He's an early adapter when it comes to anything technological.
He is a beta tester for for Apple's new
iPhone operating systems.
Yeah, that's a thing.
He treats every new technology as his own "A Christmas Story" major award fish net leg lamp.
And I'm left to not "accidentally break it" while dusting.
Monte has to download new operating systems on my phone while I sleep because I would never agree to it.
This old dog does not give three hoots about learning new tricks.
WITHOUT MY KNOWLEDGE,
Monte ordered a new thermostat called The Nest
that links with your phone to control the temperature in your house.
Supposedly, it picks up on your patterns of heating and cooling and intuitively, turns on and off the thermostat for you.
Like, if you like to sleep in a cooler temperature, yet eat breakfast warmer.
Monte sees this as freedom from not getting up in the middle of the night to change the temperature when I put my ice cold feet on him to warm up.
I see this as another example of robots taking over our lives and somehow, some way one of us is going to have our identity stolen because of The Nest.
Or we will be murdered in our sleep by thermostat robots.
Which is why Monte bought it WITHOUT MY KNOWLEDGE.
He loves it so much.
He sits in bed at night and changes the thermostat because he can.
When he was out of town on business, he texted me goodnight and I mentioned the temperature had really dropped that night.
I heard the heat kick on for the first time in months.
Monte, using The Nest, turned on our heat from Pennsylvania!
I leave The Nest alone. I've tried to change temperatures a few times but I can never seem to get it to work.
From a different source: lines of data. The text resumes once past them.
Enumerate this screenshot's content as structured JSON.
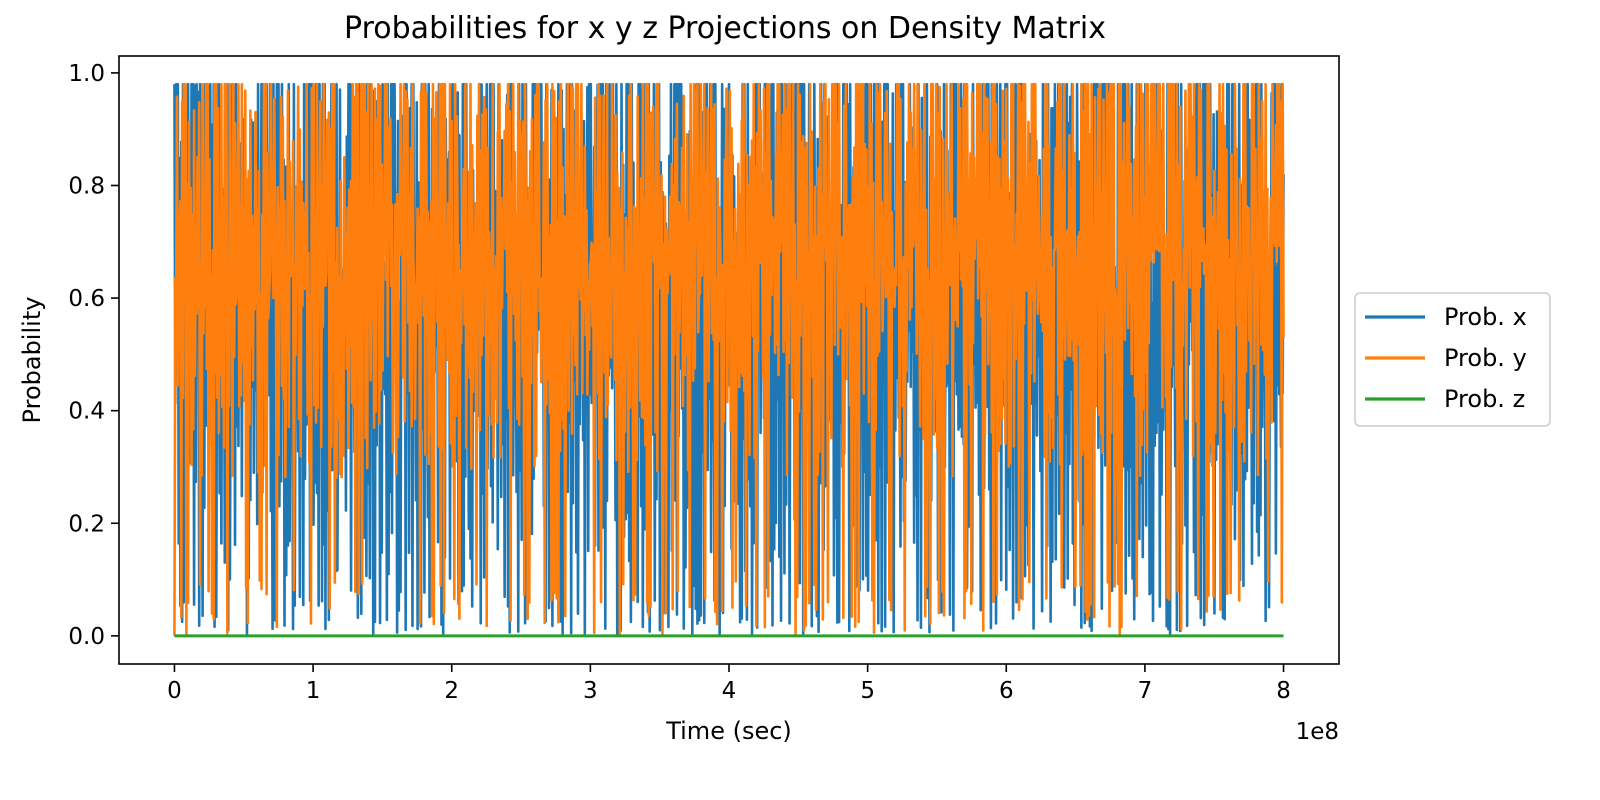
{
  "chart_data": {
    "type": "line",
    "title": "Probabilities for x y z Projections on Density Matrix",
    "xlabel": "Time (sec)",
    "ylabel": "Probability",
    "x_offset_label": "1e8",
    "xlim": [
      -0.4,
      8.4
    ],
    "ylim": [
      -0.05,
      1.03
    ],
    "x_ticks": [
      0,
      1,
      2,
      3,
      4,
      5,
      6,
      7,
      8
    ],
    "x_tick_labels": [
      "0",
      "1",
      "2",
      "3",
      "4",
      "5",
      "6",
      "7",
      "8"
    ],
    "y_ticks": [
      0.0,
      0.2,
      0.4,
      0.6,
      0.8,
      1.0
    ],
    "y_tick_labels": [
      "0.0",
      "0.2",
      "0.4",
      "0.6",
      "0.8",
      "1.0"
    ],
    "legend_position": "center-right outside",
    "x_range": [
      0,
      8
    ],
    "series": [
      {
        "name": "Prob. x",
        "color": "#1f77b4",
        "description": "rapid oscillation spanning roughly 0.0 to 0.98 over the full time range",
        "min": 0.0,
        "max": 0.98,
        "start_value": 0.98,
        "end_value": 0.82
      },
      {
        "name": "Prob. y",
        "color": "#ff7f0e",
        "description": "rapid oscillation mostly between about 0.3 and 0.98, with dips toward 0.0",
        "min": 0.0,
        "max": 0.98,
        "start_value": 0.0,
        "end_value": 0.53
      },
      {
        "name": "Prob. z",
        "color": "#2ca02c",
        "description": "constant at 0.0",
        "min": 0.0,
        "max": 0.0,
        "start_value": 0.0,
        "end_value": 0.0
      }
    ]
  }
}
I have yet to use my phone to change it.
I've chalked it up to another robot hating me like Siri and Alexa.
But thank goodness The Nest doesn't talk.
Several weeks ago, Monte secretly opened a package he'd received and started acting very mysterious.
I got distracted and forgot about it.
The next morning he announced that he had installed The Nest's smoke alarm and that it might "talk to me" during the day as it was being set up.
I made it very clear that if a robot lady starting talking to me suddenly and randomly in the middle of the day from the hallway,
I wouldn't handle it well.
Just like Alexa always piping in her two cents
when Nigel and I were trying to enjoy a quiet day
while the girls were at school.
I had a very vivid dream the other night that I walked down to the kitchen in the morning to see a man asleep in the hammock in the backyard.
The next morning the same man was asleep on the chair on our patio, closer to the house.
Each time, I'd turn on the outside lights and he'd run away.
Monte suggested, in the dream, that we get The Nest's security system since there were cameras with it.
Each time, I'm like,
"Are you even kidding with the more robots?!"
When I told Monte this dream he said it was true that The Nest had just come out with a security system with cameras and he didn't bring it up to me because he never thought I'd ever go for it.
Creepy sleeping guy or not,
I can't handle anymore technology.
And I'm starting to wonder if Monte yammers on to me
about new technology while I sleep because
HOW DID I SUBCONSCIOUSLY KNOW ABOUT THE NEST SECURITY SYSTEM?!
I host a mother's prayer group in my house once a week.
Three seconds after everyone had left after prayer, I blew out the candles in the bathroom and the kitchen.
Suddenly and loudly a robot lady announced that smoke had been detected and that an alarm would soon be sounding and that it was going to be LOUD.
I thought to myself,
"That's what the robot wants my take away to be?
Brace yourself for a loud sound?
There's a fire!?
And it will be HOT!?"
I instantly hated the smoke alarm robot lady.
I grabbed my bible (it was handy and it made practical sense, don't you think?) and started wildly fanning the smoke alarm as the loud sound, along with a flashing light that I wasn't warned about, started doing their things right in my face.
The robot lady said a few more things but I couldn't really hear them because of the LOUD alarm.
I grabbed a chair and started pushing and pressing every part of the alarm.
It worked and turned off.
Before I could even put the chair back where it belonged,
my phone rang.
I knew it was Monte before I even looked.
The Nest is connected to our phones.
"Our" meaning mine AND Monte's.
He was already informed that there was a fire.
I told him the smoke alarm robot lady was a liar.
And I was REALLY glad that didn't happen during prayer.
Strike one, smoke alarm robot.
And I'm keeping my stink eye on you too, The Nest thermostat.